La gestion du Frère Sosthène, cet infirmier formé à St Jean de Dieu d’Afagnan, a été très opaque. Il a toujours refusé de faire les comptes jusqu’en ce mois d’août 2015 fatidique de la fermeture. Le personnel était de 68 agents dont les deux responsables qui sont les prêtres. La masse salariale était de 5,5 millions fcfa par mois et les deux responsables se tailleraient la part du lion alors que leurs prédécesseurs étaient des bénévoles. Malgré les cris d’alarme du personnel et les interpellations du Diocèse, les dérives ont continué. Pourquoi le Diocèse d’Atakpamé est resté passif jusqu’au KO ? Depuis le mois d’août dernier, l’hôpital est fermé et les populations n’ont aucune idée de sa réouverture. Les employés également sont en chômage.
Depuis cette fermeture, les malades sont condamnés à se rendre à Atakpamé pour se faire soigner ou carrément à Lomé pour se soumettre à cette vie chère et aux caprices des courtiers de la santé. D’autres ne disposant pas de moyens, se remettent aux charlatans de tous genres. D’après nos informations, l’affaire a été portée à la connaissance de Faure Gnassingbé par le biais du Colonel retraité Songnè.
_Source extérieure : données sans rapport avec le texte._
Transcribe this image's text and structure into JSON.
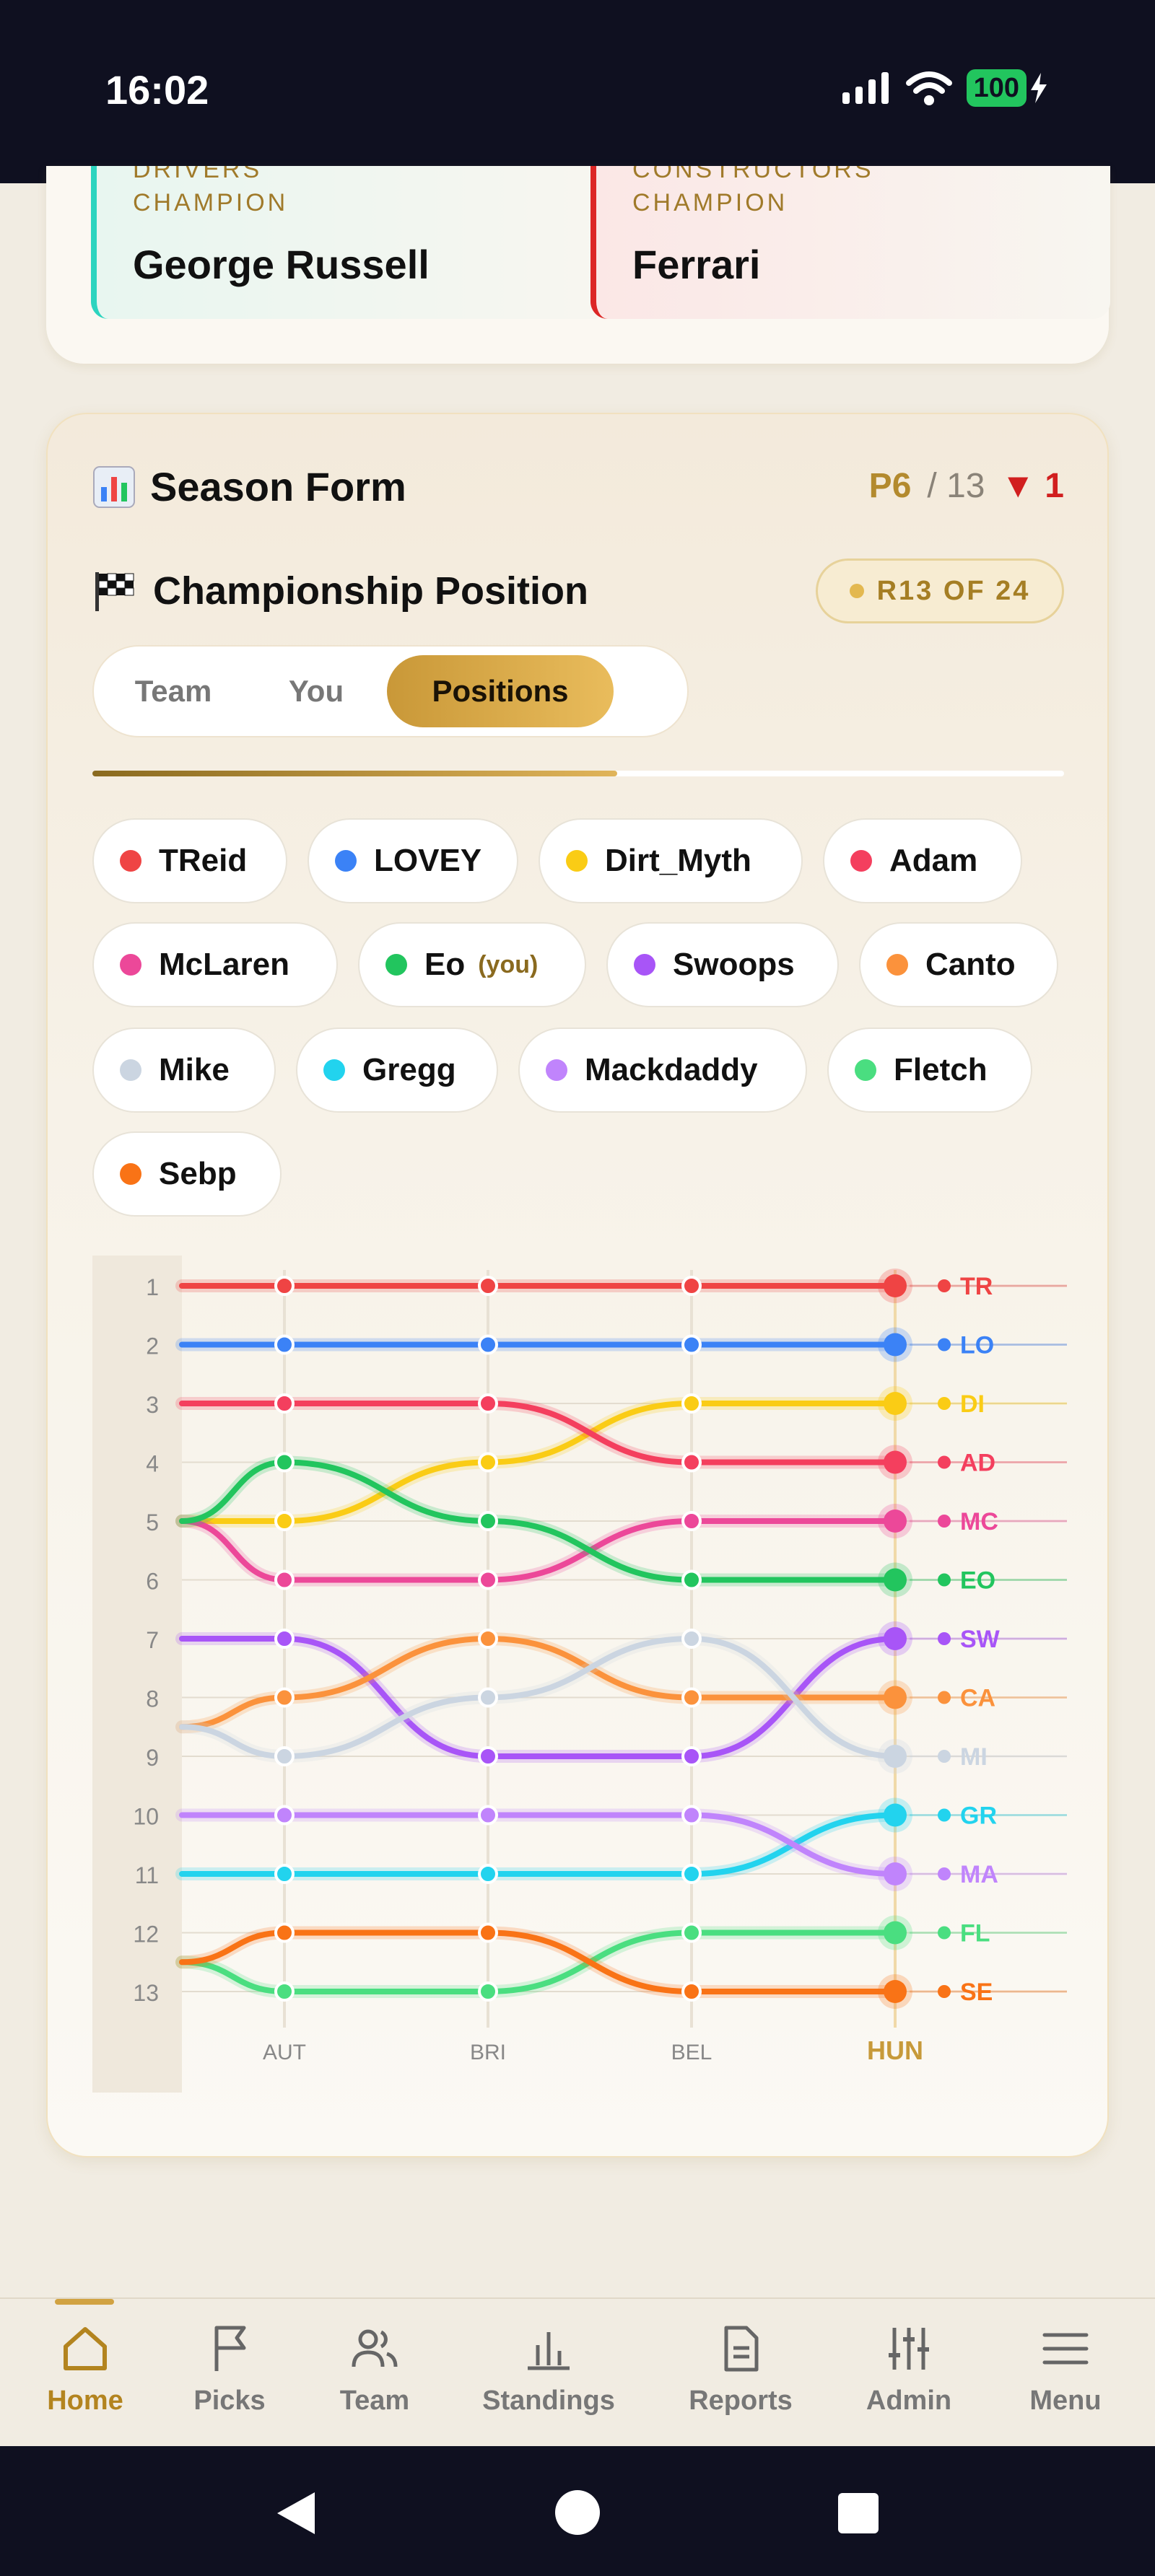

Mais l’entretien aurait surtout porté sur les arriérés de salaire du personnel et les licenciements en perspective.
Pour les populations, le gouvernement devrait s’investir davantage pour la réouverture de l’hôpital. Cela répondrait à la promesse du prédécesseur du Professeur Moustafa Mijyawa, Charles Kondi Agba. Lors d’une visite, le 19 juin 2011, le ministre d’Etat, ministre de la Santé, Professeur Charles Kondi Agba avait loué la bonne collaboration entre l’Etat togolais et l’Eglise catholique dans le secteur de la santé. Il avait, à cet effet, promis le soutien de l’Etat en vue de l’amélioration des conditions de travail et de vie du personnel. Mais à ce jour, rien. Le temps presse, car les installations et surtout depuis trois mois, les machines ne subissent aucune maintenance. C’était de cette façon que l’usine textile a fermé ses portes jusqu’à sa liquidation par Faure Gnassingbé.